Das Team konnte kurz vor dem Tod des Patienten eine Zunahme der absoluten Gamma-Aktivität in den schmalen und breiten Bändern sowie eine Abnahme der Theta-Wellen beobachten. Nach dem Herzstillstand waren Alpha-, Beta-, Gamma-, und Delta-Wellen vermindert, aber es wurde ein höherer Prozentsatz an relativer Gamma-Aktivität beobachtet. Die Aufnahmen zeigen, dass eine kurzzeitige Restaktivität in Alpha-, Beta-, Delta-, Theta- und insbesondere Gamma-Wellen – auch nach dem Stillstand des zerebralen Blutflusses – bestehen kann. Es waren laut Forschungsgruppe vor Allem die Gamma-Wellen, die darauf hindeuteten, dass der Mann Erinnerungen in seinem Gehirn wiederholte.
Die Beobachtungen liefern noch nie gesehene Daten aus dem sterbenden menschlichen Gehirn in einem nicht-experimentellen, klinischen Setting. Die Entdeckung bietet erstmalig quantifizierbare Hinweise darauf, dass das menschliche Gehirn die Fähigkeit besitzt, koordinierte Aktivität während der Nahtodphase zu erzeugen.

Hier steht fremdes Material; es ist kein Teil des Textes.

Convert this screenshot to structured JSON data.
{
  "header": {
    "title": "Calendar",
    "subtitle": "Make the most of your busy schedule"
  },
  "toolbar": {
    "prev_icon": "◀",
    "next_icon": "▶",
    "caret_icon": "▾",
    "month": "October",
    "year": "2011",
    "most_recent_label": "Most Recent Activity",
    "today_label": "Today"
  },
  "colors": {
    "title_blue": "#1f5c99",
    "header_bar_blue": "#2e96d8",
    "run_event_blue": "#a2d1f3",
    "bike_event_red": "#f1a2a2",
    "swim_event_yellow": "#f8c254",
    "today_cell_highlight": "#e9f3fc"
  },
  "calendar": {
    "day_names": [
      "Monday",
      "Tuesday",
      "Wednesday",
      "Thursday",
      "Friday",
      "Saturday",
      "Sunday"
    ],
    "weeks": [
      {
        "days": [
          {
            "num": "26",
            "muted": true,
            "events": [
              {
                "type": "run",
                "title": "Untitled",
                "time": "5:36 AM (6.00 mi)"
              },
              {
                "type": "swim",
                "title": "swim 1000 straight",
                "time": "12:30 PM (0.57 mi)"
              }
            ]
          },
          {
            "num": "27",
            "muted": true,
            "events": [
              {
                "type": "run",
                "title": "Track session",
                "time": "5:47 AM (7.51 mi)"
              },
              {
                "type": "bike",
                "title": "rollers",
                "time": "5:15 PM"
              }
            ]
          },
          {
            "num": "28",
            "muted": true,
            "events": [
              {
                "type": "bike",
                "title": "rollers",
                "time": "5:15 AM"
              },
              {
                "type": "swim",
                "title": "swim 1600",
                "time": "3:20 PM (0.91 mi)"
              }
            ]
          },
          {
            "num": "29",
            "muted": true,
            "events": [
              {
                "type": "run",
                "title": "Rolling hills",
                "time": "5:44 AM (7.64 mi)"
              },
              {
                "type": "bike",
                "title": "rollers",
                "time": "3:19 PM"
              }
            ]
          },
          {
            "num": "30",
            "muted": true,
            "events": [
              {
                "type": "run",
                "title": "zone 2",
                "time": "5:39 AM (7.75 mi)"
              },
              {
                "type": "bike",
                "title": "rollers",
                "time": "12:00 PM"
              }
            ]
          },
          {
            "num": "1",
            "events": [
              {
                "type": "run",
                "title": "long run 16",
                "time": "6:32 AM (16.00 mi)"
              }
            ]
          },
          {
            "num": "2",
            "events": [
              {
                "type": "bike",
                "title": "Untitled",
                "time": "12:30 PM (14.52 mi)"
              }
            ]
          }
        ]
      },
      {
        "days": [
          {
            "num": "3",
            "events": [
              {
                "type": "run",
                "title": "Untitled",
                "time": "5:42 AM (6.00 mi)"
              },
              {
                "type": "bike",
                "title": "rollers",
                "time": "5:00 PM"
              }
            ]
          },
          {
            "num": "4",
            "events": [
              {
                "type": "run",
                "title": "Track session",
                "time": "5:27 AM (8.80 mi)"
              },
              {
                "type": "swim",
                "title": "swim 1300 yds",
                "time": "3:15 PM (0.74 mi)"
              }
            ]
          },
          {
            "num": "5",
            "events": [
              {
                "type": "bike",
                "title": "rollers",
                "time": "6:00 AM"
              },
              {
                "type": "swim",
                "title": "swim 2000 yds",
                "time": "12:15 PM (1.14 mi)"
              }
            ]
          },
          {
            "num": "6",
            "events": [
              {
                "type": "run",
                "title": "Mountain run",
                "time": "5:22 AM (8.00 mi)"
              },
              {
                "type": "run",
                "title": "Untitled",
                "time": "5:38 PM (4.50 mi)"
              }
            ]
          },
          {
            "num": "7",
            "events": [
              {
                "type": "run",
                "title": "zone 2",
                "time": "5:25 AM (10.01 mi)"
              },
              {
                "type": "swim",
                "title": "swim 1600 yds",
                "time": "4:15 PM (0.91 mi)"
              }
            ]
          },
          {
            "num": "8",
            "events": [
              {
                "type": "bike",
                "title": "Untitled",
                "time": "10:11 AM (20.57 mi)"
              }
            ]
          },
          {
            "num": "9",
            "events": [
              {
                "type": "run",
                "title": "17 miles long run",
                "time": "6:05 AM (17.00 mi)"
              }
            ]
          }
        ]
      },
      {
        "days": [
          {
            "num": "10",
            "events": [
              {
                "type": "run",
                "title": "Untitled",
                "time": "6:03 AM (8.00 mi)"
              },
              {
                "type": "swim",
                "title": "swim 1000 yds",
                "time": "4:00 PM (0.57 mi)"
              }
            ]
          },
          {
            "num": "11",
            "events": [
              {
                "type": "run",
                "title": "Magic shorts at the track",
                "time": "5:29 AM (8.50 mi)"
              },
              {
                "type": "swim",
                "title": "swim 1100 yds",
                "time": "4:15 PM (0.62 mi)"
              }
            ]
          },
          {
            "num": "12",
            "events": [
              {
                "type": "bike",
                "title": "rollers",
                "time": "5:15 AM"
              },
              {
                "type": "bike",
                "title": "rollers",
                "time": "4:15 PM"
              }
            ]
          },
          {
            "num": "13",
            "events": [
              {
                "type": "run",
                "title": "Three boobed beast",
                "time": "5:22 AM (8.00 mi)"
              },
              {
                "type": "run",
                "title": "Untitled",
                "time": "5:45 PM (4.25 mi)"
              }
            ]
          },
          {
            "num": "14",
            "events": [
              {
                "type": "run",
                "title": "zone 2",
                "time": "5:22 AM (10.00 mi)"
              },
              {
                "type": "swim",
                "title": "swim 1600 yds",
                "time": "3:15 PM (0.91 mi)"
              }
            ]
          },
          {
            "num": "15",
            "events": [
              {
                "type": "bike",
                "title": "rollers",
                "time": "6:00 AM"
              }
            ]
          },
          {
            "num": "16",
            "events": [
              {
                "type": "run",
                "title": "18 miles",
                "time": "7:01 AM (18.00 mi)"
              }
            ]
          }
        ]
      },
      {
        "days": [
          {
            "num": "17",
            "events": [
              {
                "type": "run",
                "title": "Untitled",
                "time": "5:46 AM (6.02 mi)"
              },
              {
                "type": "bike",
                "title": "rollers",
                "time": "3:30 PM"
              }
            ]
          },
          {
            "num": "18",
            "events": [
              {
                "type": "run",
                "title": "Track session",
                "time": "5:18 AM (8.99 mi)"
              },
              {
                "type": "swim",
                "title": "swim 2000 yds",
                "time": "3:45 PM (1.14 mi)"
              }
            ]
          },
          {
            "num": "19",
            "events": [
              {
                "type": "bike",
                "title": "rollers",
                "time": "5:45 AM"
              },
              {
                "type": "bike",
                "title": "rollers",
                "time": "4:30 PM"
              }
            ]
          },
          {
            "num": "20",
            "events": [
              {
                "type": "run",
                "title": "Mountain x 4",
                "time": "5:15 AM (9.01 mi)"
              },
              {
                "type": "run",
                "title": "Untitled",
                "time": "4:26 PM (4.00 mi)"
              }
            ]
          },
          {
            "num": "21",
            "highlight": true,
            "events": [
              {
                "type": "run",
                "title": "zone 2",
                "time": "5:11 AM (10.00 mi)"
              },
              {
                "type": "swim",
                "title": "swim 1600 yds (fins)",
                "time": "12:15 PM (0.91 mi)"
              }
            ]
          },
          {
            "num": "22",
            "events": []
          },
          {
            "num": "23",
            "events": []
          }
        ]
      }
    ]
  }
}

Ob Menschen ihr Leben tatsächlich vor ihren Augen vorbeiziehen sehen, wenn sie sterben, ist daraus jedoch nicht so leicht zu schließen. Laut Forschungsgruppe sei es zu früh, um diese potenziellen Erinnerungs-Ereignisse bestätigen zu können.
Der sterbende Mann war alt und litt an Epilepsie – was bekanntermaßen die Aktivität der Gamma-Wellen verändert. Dies könnte bedeuten, dass seine Gehirnaktivität während des Todes anders war, als die einer Person ohne Epilepsie. Außerdem lässt sich nicht feststellen, ob der Mann tatsächlich seine vergangenen Erinnerungen wahrnahm oder ob er sich lediglich in einem traumähnlichen Zustand befand, der durch das Versagen seines Nervensystems hervorgerufen wurde.
Die aufgezeichnete Gehirnaktivität vor und unmittelbar nach dem Tod des Patienten weckte trotzdem die Neugier der Forscher. Nachfolgende Tierexperimente an Ratten zeigten, dass die Nagetiere um den Zeitpunkt des Todes herum ähnliche Werte an Gamma-Wellen aufwiesen. Forscher spekulieren daher, dass die Erinnerung an das Leben eine universelle Erfahrung sein könne, die von der Mehrheit der sterbenden Säugetiergehirne geteilt wird.
Es ist noch viel Forschung nötig, um konkrete Schlussfolgerungen über die Lebenserinnerung in der Nahtodphase zu ziehen. Der Fallbericht des Mannes wurde – in der Hoffnung weitere Fallstudien sammeln zu können – erst sechs Jahre nach seinem Tod veröffentlicht. Weitere solcher Messungen konnten die Forscher jedoch bisher nicht durchführen.